E Exercise 03

Last updated: 2024-06-24 11:10:59

E.1 Materials

The materials for this exercise are:

  • Matrices and rasters (Chapter 5)
  • Raster processing (Chapter 6)

E.2 Question 1

  • Read the raster MOD13A3_2000_2019.tif to a multi-band raster object named r.
  • Calculate a vector of length 24 with the correlation coefficients between the values of the layer 1, and the values of layers 1, 2, …, 24.
  • To calculate correlation coefficients use the cor function with the use='pairwise.complete.obs' argument, as in: cor(x, y, use='pairwise.complete.obs').
  • For example, the 2nd value in the vector should be equal to:
## [1] 0.9752619
  • Plot the values of the vector, as shown in Figure E.1.
  • Note: the two arguments passed to the cor function, i.e., the pixel values of layer 1 and layer n, need to be either vectors or arrays (not matrices).

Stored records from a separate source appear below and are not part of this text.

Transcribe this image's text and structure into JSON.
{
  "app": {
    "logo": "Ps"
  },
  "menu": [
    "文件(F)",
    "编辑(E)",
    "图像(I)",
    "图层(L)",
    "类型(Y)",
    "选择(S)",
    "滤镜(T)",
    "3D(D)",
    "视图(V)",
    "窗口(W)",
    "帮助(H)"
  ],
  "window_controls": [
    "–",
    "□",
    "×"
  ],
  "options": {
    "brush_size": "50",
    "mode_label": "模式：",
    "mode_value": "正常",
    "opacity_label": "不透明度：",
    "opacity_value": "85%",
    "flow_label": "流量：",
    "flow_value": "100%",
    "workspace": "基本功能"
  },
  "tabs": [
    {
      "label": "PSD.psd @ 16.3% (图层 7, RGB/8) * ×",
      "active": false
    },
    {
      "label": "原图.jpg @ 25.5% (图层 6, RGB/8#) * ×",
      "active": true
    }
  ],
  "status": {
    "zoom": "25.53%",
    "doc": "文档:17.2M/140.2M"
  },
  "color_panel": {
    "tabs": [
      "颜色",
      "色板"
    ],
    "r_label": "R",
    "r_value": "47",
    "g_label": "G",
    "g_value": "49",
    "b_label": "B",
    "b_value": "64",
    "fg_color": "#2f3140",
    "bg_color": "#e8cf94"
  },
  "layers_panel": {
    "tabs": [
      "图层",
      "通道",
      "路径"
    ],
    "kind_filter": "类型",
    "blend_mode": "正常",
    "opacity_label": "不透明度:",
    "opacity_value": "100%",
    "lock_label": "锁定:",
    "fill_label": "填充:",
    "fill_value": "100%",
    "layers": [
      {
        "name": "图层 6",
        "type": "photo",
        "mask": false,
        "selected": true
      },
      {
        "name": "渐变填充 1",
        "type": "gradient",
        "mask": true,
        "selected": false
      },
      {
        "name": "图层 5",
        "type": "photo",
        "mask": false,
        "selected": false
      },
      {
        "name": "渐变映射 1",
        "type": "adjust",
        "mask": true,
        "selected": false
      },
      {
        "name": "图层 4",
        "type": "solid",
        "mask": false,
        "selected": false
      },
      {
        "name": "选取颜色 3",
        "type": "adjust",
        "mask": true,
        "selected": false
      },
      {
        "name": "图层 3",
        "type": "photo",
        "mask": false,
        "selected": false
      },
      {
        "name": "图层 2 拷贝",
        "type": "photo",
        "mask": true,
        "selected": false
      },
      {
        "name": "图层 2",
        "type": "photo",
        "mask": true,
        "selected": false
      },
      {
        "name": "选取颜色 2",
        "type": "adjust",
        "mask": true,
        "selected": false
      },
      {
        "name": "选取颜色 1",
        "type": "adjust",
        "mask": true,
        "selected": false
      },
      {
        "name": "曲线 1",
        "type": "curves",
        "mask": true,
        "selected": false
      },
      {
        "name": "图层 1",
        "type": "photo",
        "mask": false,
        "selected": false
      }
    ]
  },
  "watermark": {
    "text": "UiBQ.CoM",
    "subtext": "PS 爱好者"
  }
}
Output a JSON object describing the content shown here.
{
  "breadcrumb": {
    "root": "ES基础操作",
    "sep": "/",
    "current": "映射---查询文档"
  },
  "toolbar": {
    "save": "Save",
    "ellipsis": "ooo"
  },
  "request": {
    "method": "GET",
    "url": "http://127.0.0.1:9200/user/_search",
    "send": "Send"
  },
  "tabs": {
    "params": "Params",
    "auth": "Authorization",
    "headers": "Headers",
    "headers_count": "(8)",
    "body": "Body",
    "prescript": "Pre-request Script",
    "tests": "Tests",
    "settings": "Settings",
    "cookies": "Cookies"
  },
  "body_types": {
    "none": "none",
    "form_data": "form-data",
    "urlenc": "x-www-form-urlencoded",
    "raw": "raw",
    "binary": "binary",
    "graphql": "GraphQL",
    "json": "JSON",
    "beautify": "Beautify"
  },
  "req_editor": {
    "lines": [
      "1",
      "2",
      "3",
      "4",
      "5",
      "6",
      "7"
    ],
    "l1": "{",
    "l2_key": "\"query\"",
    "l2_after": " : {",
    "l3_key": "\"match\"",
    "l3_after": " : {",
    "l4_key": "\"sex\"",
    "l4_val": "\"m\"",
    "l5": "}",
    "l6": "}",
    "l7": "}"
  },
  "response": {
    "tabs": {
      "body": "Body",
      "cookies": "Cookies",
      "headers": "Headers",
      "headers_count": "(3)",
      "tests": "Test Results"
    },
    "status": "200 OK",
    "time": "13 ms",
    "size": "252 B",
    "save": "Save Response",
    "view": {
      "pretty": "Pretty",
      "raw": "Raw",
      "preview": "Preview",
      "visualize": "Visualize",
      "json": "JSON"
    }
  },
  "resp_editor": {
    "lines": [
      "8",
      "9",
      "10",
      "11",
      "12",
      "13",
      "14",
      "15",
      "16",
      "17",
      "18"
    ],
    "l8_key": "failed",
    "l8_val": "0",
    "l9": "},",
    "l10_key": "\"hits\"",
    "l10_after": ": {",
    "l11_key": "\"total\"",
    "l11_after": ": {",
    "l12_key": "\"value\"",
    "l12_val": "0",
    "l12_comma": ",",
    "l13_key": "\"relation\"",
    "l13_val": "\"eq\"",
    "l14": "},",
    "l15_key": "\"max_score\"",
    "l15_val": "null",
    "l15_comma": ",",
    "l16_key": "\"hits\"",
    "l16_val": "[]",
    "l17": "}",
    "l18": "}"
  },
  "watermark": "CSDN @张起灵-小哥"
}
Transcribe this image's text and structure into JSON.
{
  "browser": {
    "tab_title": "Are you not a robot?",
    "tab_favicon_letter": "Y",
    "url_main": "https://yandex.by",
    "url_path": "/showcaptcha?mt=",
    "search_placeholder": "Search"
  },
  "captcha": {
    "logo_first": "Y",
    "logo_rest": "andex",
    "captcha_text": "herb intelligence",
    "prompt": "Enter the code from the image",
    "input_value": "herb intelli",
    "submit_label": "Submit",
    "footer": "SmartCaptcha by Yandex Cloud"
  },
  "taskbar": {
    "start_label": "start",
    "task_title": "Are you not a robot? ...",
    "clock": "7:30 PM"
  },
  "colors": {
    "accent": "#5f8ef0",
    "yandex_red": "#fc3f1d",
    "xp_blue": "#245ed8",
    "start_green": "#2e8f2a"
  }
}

If necessary, a matrix can be converted to a vector with as.vector.
Correlation between NDVI values in layer 1 and layers 1-24

Figure E.1: Correlation between NDVI values in layer 1 and layers 1-24

(50 points)

E.3 Question 2

  • Read the raster MOD13A3_2000_2019.tif to a multi-band raster object named r.
  • Create a single-band raster s, marking areas with relatively high NDVI, relatively low NDVI, and large amount of NA, as follows:
    • Pixels where the maximal non-NA NDVI value across all 233 bands of r is <0.6, will have a value of 0 in s
    • Pixels where the maximal non-NA NDVI value across all 233 bands of r is ≥0.6, will have a value of 1 in s
    • Pixels where the proportion of NA values is >0.2 (regardless of NDVI values), will have a value of NA in s
  • Plot the raster s with values of 0 marked in 'orange' and values of 1 marked in 'darkgreen' (values of NA will be transparent, by default)
$NDVI_{max}≥0.6$ (green) and $NDVI_{max}<0.6$ (orange)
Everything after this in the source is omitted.